Cette moralité sans équivoque attendait des hommes blancs une
repentance pour une longue liste de crimes plus ou moins arbitraires,
des vœux expiatoires plus ou moins implicites pour les ravages
provoqués par le péché originel de la psyché masculine. Les
nouveaux moines, aussi vierges et mélancoliques que leurs ancêtres
franciscains, promettaient la chasteté dans les lieux publics,
l’obéissance à l’Etat et la pauvreté requise par la nouvelle
décence. Des moines-machines, des robots théologiques qui ne
soumettaient plus le péché que par la prière de la psychothérapie,
la gnose du médicament et la métaphysique de la branlette. Tous les
péchés capitaux étaient bannis ; l’orgueil de se croire
issu d’une civilisation unique, l’avarice qui empêche de rompre
le pain avec son voisin migrant, la colère qui se déploie face au
terme d’un CDI, l’envie quand on se rappelle depuis sa banquette
de métro que le patron vient au bureau en grosse cylindrée, la
paresse qui pousse à prendre des congés payés et un syndicat, la
gourmandise à l’origine de la salive qui coule pour un steak
tartare ni bio ni gluten-free et encore moins écoresponsable et
surtout, le pire de tous, la luxure. Cette satanée luxure qui tend
les caleçons, allonge le cerveau et étire l’âme, celle qui rend
fou ou du moins plus fou qu’avant, celle qui s’appelle la petite
mort tout en créant la vie. La luxure était ce parfum enivrant qui
peut poindre à tout moment pour vous extirper de votre frigo
théologique et vous emmener dans un jubilatoire tourbillon des sens,
déchaîner sur vous les foudres d’une tempête extatique où
bienséance, respectabilité et autres sophistications de l’esprit
humain partaient à la dérive sur le pathétique radeau qui
survivrait au naufrage érotique. La luxure n’était cependant
proscrite qu’aux moines. Aux femmes, le droit au plus grand
paganisme en la matière. Comme en réparation à ces trente siècles
de soumission aux pulsions des mâles, il convenait de célébrer
comme une découverte du continent noir – sans racisme aucun - les
frasques d’une femme, tarifiées ou non. Amazone, rebelle voire
visionnaire ; telle était la femme qui payait pour du sexe.

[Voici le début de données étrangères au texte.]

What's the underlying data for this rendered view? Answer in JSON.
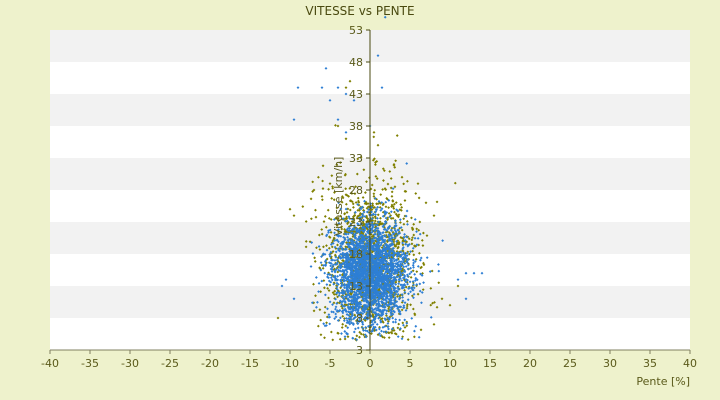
{
  "chart_data": {
    "type": "scatter",
    "title": "VITESSE vs PENTE",
    "xlabel": "Pente [%]",
    "ylabel": "Vitesse [km/h]",
    "xlim": [
      -40,
      40
    ],
    "ylim": [
      3,
      53
    ],
    "x_ticks": [
      -40,
      -35,
      -30,
      -25,
      -20,
      -15,
      -10,
      -5,
      0,
      5,
      10,
      15,
      20,
      25,
      30,
      35,
      40
    ],
    "y_ticks": [
      3,
      8,
      13,
      18,
      23,
      28,
      33,
      38,
      43,
      48,
      53
    ],
    "grid": "horizontal banded",
    "legend": "none",
    "series": [
      {
        "color": "#808000",
        "marker": "small-diamond",
        "distribution": {
          "center_x": 0,
          "center_y": 17,
          "spread_x": 2.8,
          "spread_y": 6,
          "count": 1400
        },
        "notable_points": [
          {
            "x": -11.5,
            "y": 8
          },
          {
            "x": -9.5,
            "y": 24
          },
          {
            "x": -10,
            "y": 25
          },
          {
            "x": -6,
            "y": 27
          },
          {
            "x": -5,
            "y": 29
          },
          {
            "x": -4,
            "y": 38
          },
          {
            "x": -3,
            "y": 44
          },
          {
            "x": -2.5,
            "y": 45
          },
          {
            "x": -3,
            "y": 36
          },
          {
            "x": 0.5,
            "y": 37
          },
          {
            "x": 1,
            "y": 35
          },
          {
            "x": 3,
            "y": 32
          },
          {
            "x": 4,
            "y": 30
          },
          {
            "x": 6,
            "y": 29
          },
          {
            "x": 7,
            "y": 26
          },
          {
            "x": 8,
            "y": 24
          },
          {
            "x": 9,
            "y": 11
          },
          {
            "x": 10,
            "y": 10
          },
          {
            "x": 11,
            "y": 13
          },
          {
            "x": 8,
            "y": 7
          },
          {
            "x": -7,
            "y": 28
          }
        ]
      },
      {
        "color": "#2e7fd4",
        "marker": "small-diamond",
        "distribution": {
          "center_x": 0,
          "center_y": 15,
          "spread_x": 2.4,
          "spread_y": 4,
          "count": 2600
        },
        "notable_points": [
          {
            "x": 1.9,
            "y": 55
          },
          {
            "x": 1,
            "y": 49
          },
          {
            "x": 1.5,
            "y": 44
          },
          {
            "x": -9,
            "y": 44
          },
          {
            "x": -6,
            "y": 44
          },
          {
            "x": -5.5,
            "y": 47
          },
          {
            "x": -5,
            "y": 42
          },
          {
            "x": -4,
            "y": 44
          },
          {
            "x": -3,
            "y": 43
          },
          {
            "x": -2,
            "y": 42
          },
          {
            "x": -9.5,
            "y": 39
          },
          {
            "x": -4,
            "y": 39
          },
          {
            "x": -3,
            "y": 37
          },
          {
            "x": 12,
            "y": 15
          },
          {
            "x": 13,
            "y": 15
          },
          {
            "x": 14,
            "y": 15
          },
          {
            "x": 11,
            "y": 14
          },
          {
            "x": 12,
            "y": 11
          },
          {
            "x": -10.5,
            "y": 14
          },
          {
            "x": -11,
            "y": 13
          },
          {
            "x": -9.5,
            "y": 11
          },
          {
            "x": 0,
            "y": 38
          }
        ]
      }
    ]
  },
  "colors": {
    "background": "#eef2cc",
    "plot_band_light": "#ffffff",
    "plot_band_dark": "#f2f2f2",
    "axis": "#808060",
    "text": "#5a5a1a"
  }
}
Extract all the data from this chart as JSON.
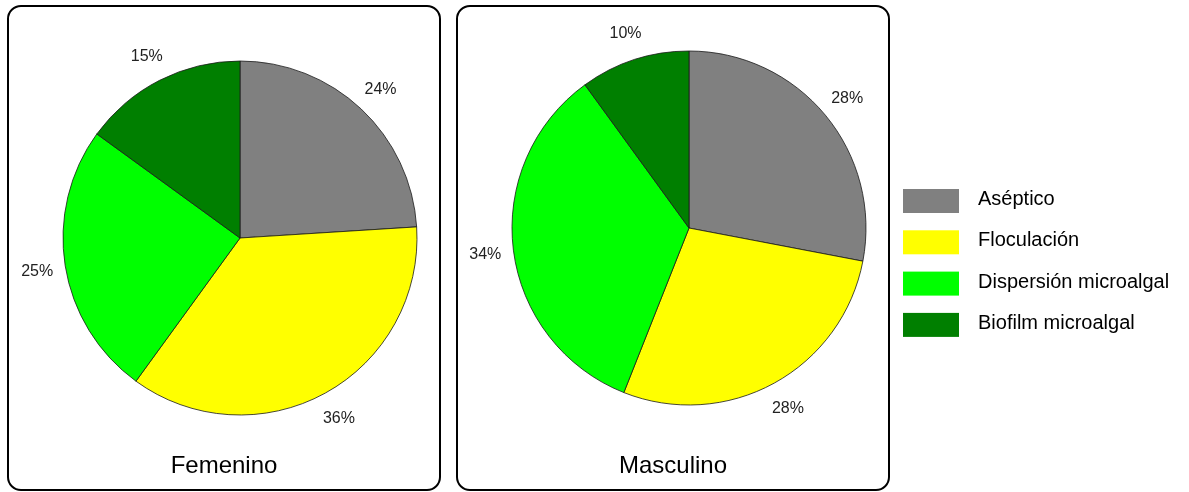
{
  "chart_data": {
    "type": "pie",
    "categories": [
      "Aséptico",
      "Floculación",
      "Dispersión microalgal",
      "Biofilm microalgal"
    ],
    "colors": [
      "#808080",
      "#ffff00",
      "#00ff00",
      "#007f00"
    ],
    "legend": "right",
    "series": [
      {
        "name": "Femenino",
        "values": [
          24,
          36,
          25,
          15
        ],
        "value_labels": [
          "24%",
          "36%",
          "25%",
          "15%"
        ]
      },
      {
        "name": "Masculino",
        "values": [
          28,
          28,
          34,
          10
        ],
        "value_labels": [
          "28%",
          "28%",
          "34%",
          "10%"
        ]
      }
    ]
  }
}
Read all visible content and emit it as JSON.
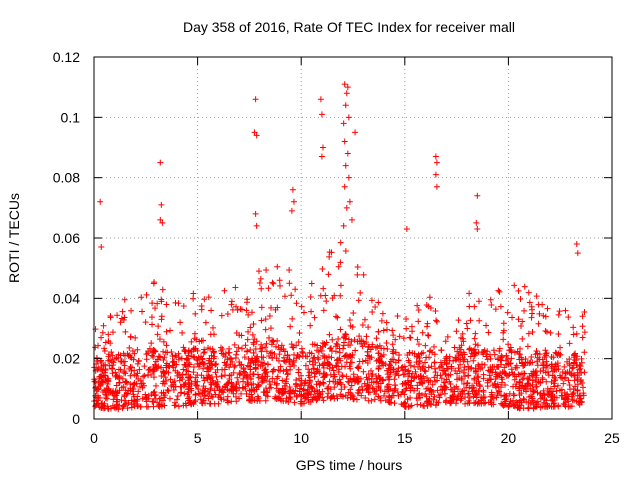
{
  "chart_data": {
    "type": "scatter",
    "title": "Day 358 of 2016, Rate Of TEC Index for receiver mall",
    "xlabel": "GPS time / hours",
    "ylabel": "ROTI / TECUs",
    "xlim": [
      0,
      25
    ],
    "ylim": [
      0,
      0.12
    ],
    "xticks": [
      0,
      5,
      10,
      15,
      20,
      25
    ],
    "xtick_labels": [
      "0",
      "5",
      "10",
      "15",
      "20",
      "25"
    ],
    "yticks": [
      0,
      0.02,
      0.04,
      0.06,
      0.08,
      0.1,
      0.12
    ],
    "ytick_labels": [
      "0",
      "0.02",
      "0.04",
      "0.06",
      "0.08",
      "0.1",
      "0.12"
    ],
    "grid": true,
    "marker": "+",
    "color": "#ff0000",
    "data_x_extent": [
      0,
      23.7
    ],
    "band_envelope": {
      "hours": [
        0,
        1,
        2,
        3,
        4,
        5,
        6,
        7,
        8,
        9,
        10,
        11,
        12,
        13,
        14,
        15,
        16,
        17,
        18,
        19,
        20,
        21,
        22,
        23,
        23.7
      ],
      "typical_max": [
        0.031,
        0.038,
        0.044,
        0.046,
        0.04,
        0.043,
        0.042,
        0.046,
        0.05,
        0.052,
        0.046,
        0.054,
        0.06,
        0.05,
        0.04,
        0.036,
        0.044,
        0.038,
        0.044,
        0.04,
        0.046,
        0.048,
        0.038,
        0.036,
        0.036
      ],
      "typical_min": [
        0.004,
        0.003,
        0.004,
        0.004,
        0.004,
        0.005,
        0.005,
        0.006,
        0.006,
        0.006,
        0.005,
        0.006,
        0.007,
        0.006,
        0.006,
        0.004,
        0.004,
        0.005,
        0.005,
        0.005,
        0.004,
        0.003,
        0.004,
        0.004,
        0.005
      ]
    },
    "outliers": [
      {
        "x": 0.3,
        "y": 0.072
      },
      {
        "x": 0.35,
        "y": 0.057
      },
      {
        "x": 3.2,
        "y": 0.085
      },
      {
        "x": 3.25,
        "y": 0.071
      },
      {
        "x": 3.2,
        "y": 0.066
      },
      {
        "x": 3.3,
        "y": 0.065
      },
      {
        "x": 7.8,
        "y": 0.106
      },
      {
        "x": 7.75,
        "y": 0.095
      },
      {
        "x": 7.85,
        "y": 0.094
      },
      {
        "x": 7.8,
        "y": 0.068
      },
      {
        "x": 7.85,
        "y": 0.064
      },
      {
        "x": 9.6,
        "y": 0.076
      },
      {
        "x": 9.65,
        "y": 0.072
      },
      {
        "x": 9.55,
        "y": 0.069
      },
      {
        "x": 10.95,
        "y": 0.106
      },
      {
        "x": 11.0,
        "y": 0.101
      },
      {
        "x": 11.05,
        "y": 0.09
      },
      {
        "x": 11.0,
        "y": 0.087
      },
      {
        "x": 12.1,
        "y": 0.111
      },
      {
        "x": 12.25,
        "y": 0.11
      },
      {
        "x": 12.2,
        "y": 0.108
      },
      {
        "x": 12.15,
        "y": 0.104
      },
      {
        "x": 12.3,
        "y": 0.1
      },
      {
        "x": 12.05,
        "y": 0.098
      },
      {
        "x": 12.6,
        "y": 0.095
      },
      {
        "x": 12.1,
        "y": 0.092
      },
      {
        "x": 12.25,
        "y": 0.088
      },
      {
        "x": 12.15,
        "y": 0.084
      },
      {
        "x": 12.3,
        "y": 0.08
      },
      {
        "x": 12.1,
        "y": 0.077
      },
      {
        "x": 12.35,
        "y": 0.072
      },
      {
        "x": 12.2,
        "y": 0.07
      },
      {
        "x": 12.45,
        "y": 0.066
      },
      {
        "x": 12.05,
        "y": 0.064
      },
      {
        "x": 16.5,
        "y": 0.087
      },
      {
        "x": 16.55,
        "y": 0.085
      },
      {
        "x": 16.5,
        "y": 0.081
      },
      {
        "x": 16.55,
        "y": 0.077
      },
      {
        "x": 18.5,
        "y": 0.074
      },
      {
        "x": 18.45,
        "y": 0.065
      },
      {
        "x": 18.5,
        "y": 0.063
      },
      {
        "x": 15.1,
        "y": 0.063
      },
      {
        "x": 23.3,
        "y": 0.058
      },
      {
        "x": 23.35,
        "y": 0.055
      }
    ]
  }
}
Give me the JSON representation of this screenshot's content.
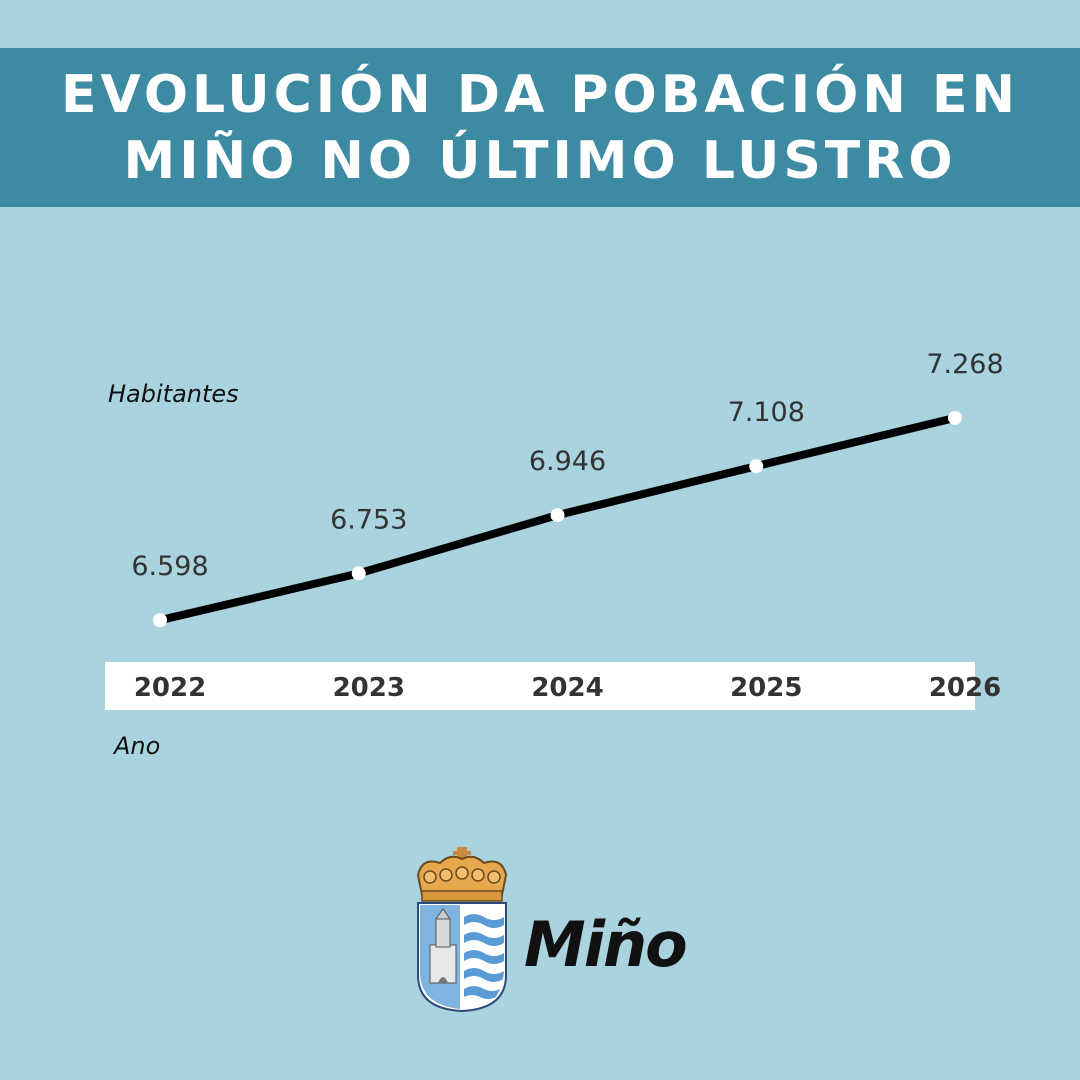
{
  "header": {
    "title_line1": "EVOLUCIÓN DA POBACIÓN EN",
    "title_line2": "MIÑO NO ÚLTIMO LUSTRO"
  },
  "chart_data": {
    "type": "line",
    "title": "EVOLUCIÓN DA POBACIÓN EN MIÑO NO ÚLTIMO LUSTRO",
    "xlabel": "Ano",
    "ylabel": "Habitantes",
    "categories": [
      "2022",
      "2023",
      "2024",
      "2025",
      "2026"
    ],
    "values": [
      6598,
      6753,
      6946,
      7108,
      7268
    ],
    "value_labels": [
      "6.598",
      "6.753",
      "6.946",
      "7.108",
      "7.268"
    ],
    "grid": false,
    "line_color": "#000000",
    "marker_color": "#ffffff",
    "axis_band_color": "#ffffff"
  },
  "logo": {
    "brand_text": "Miño",
    "icon": "coat-of-arms-icon"
  },
  "colors": {
    "background": "#a9d3df",
    "banner": "#3c8ba2",
    "title_text": "#ffffff"
  }
}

Comme si le plus vieux métier du monde pouvait se targuer d’être
une invention révolutionnaire et intrinsèquement libératrice. Dans
la prostitution, la femme qui paie s’émancipe mais celle qui est
payée est fondamentalement prisonnière. Pour son homologue
masculin, qui faisait de même depuis la nuit des temps mais sans
doute avec moins de tonitruance, l’on estimait qu’il avait
bénéficié de suffisamment de temps pour explorer son propre
continent et devait désormais se soumettre aux nouvelles lois de la
moralité, en passant notamment par la case prison et
(cyber)lynchage. Pour elle : la découverte de son corps, pour
lui : l’opprobre et les foudres divines. Le péché d’être
un homme était le plus grave dans un monde de femmes. Celui d’être
un Homme, le plus grave dans un monde de machines.